Oh how I love when Ed Schultz criticizes anyone else as unhinged.
Schultz did this for much of last week, lashing out at rocker Ted Nugent's gung-ho rhetoric at the NRA convention. (audio clips after page break)
But typical of Schultz, he couldn't stop himself from making a ludicrous analogy, comparing Nugent as an embarrassment to Mitt Romney on a par with the Rev. Jeremiah Wright to Barack Obama during the 2008 campaign (audio) --
What (Nugent) is saying, just so we're all on the same page, is that he is advertising violence. He's not promoting it. He's advertising what is going to happen. When you advertise, you tell somebody something. You tell them, you know, what you have, what you're going to do, what's going to happen, that's advertising - hey, there's a sale coming up next week or something like -- that's adver-, he's advertising that he is either going to be dead or he is going to be in jail.
It's the same thing when Rev. Wright said God damn America. The right wing took it serious and told us that words matter. But now, well, wait a minute, it's at an NRA convention, the convention that Mitt Romney spoke at, it's the guy that Mitt Romney wanted to get his endorsement because we want to make sure that everybody knows that all of a sudden Mitt Romney is a gun hawk.

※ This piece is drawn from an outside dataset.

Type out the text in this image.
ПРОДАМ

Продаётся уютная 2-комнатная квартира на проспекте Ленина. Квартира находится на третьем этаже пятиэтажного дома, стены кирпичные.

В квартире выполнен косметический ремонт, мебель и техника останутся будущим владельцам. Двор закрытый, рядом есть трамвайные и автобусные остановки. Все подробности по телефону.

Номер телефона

In case anyone missed it, Schultz compared Nugent to Wright again several minutes later (audio) --
They get away with it. (Schultz complaining of conservatives held to lesser standard than liberals). And Romney sought the endorsement of a guy who has (chuckles) an unparalleled background of trashing women! We can do that story if you want. I believe then-candidate Barack Obama gave a huge speech and disavowed Rev. Wright. What do we get from Mitt Romney? Lame duck city. Nothing.
Wrong, Ed -- Obama hardly "disavowed" Wright in the speech you are citing, delivered by Obama in Philadelphia on March 18, 2008 after the uproar over Wright threatened to derail his campaign. "I have already condemned, in unequivocal terms, the statements of Rev. Wright that have caused such controversy," Obama said in the speech.

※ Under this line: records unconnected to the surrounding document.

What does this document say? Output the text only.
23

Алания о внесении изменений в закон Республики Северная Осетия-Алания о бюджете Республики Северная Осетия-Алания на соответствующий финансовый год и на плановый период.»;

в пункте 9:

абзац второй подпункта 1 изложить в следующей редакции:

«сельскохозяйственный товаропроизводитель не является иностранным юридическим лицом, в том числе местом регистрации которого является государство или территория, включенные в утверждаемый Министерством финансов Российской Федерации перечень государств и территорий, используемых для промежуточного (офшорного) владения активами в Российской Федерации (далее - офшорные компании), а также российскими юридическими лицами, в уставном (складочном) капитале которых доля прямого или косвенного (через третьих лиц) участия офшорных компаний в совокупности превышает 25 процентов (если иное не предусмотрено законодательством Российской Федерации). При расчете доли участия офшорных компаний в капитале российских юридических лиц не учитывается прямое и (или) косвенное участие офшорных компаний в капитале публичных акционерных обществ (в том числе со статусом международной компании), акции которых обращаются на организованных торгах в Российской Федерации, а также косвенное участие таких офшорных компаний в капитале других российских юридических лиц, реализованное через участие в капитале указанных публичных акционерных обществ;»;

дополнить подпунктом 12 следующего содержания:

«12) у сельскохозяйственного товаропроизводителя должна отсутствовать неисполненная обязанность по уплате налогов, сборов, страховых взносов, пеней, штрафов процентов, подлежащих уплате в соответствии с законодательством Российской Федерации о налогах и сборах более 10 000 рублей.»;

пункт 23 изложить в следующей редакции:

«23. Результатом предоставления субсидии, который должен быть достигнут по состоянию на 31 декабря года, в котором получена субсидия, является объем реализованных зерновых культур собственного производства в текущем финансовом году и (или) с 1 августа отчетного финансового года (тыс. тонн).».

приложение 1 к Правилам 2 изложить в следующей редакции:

But "as imperfect as he may be," Obama said, "he has been like family to me. He strengthened my faith, officiated my wedding, and baptized my children. ... I can no more disown him than I can my white grandmother -- a woman who helped raise me, a woman who sacrificed again and again for me, a woman who loves me as much as she loves anything in this world, but a woman who once confessed her fear of black men who passed by her on the street, and who on more than one occasion has uttered racial or ethnic stereotypes that made me cringe."
"These people are a part of me," Obama said. "And they are a part of America, this country that I love."
Also worth mentioning is that a phrase from one of Wright's sermons -- "the audacity of hope" -- provided the title for Obama's second book.
It wasn't until Jeremiah Wright went over the top in the weeks following Obama's speech, most especially at a National Press Club press conference in April 2008, that Obama broke with Wright.
Perhaps if Romney named his book after a Nugent song ("No Apology for Cat Scratch Fever," for example), if Nugent's band performed at the Romneys' wedding reception, and if Romney's sons worked as roadies for Nugent, Schultz could reasonably make this analogy.
Schultz also gets it wrong as to why Wright's extremism nearly ended Obama's candidacy. It wasn't just what Wright said during his incendiary sermons at Trinity United Church of Christ, with Obama in at least occasional attendance going back 20 years. It was the widespread suspicion that Wright was yet another in a long line of leftist radicals closely tied to Obama -- starting with his parents -- and continuing through college, law school, Alinsky-inspired community organizing and Chicago politics.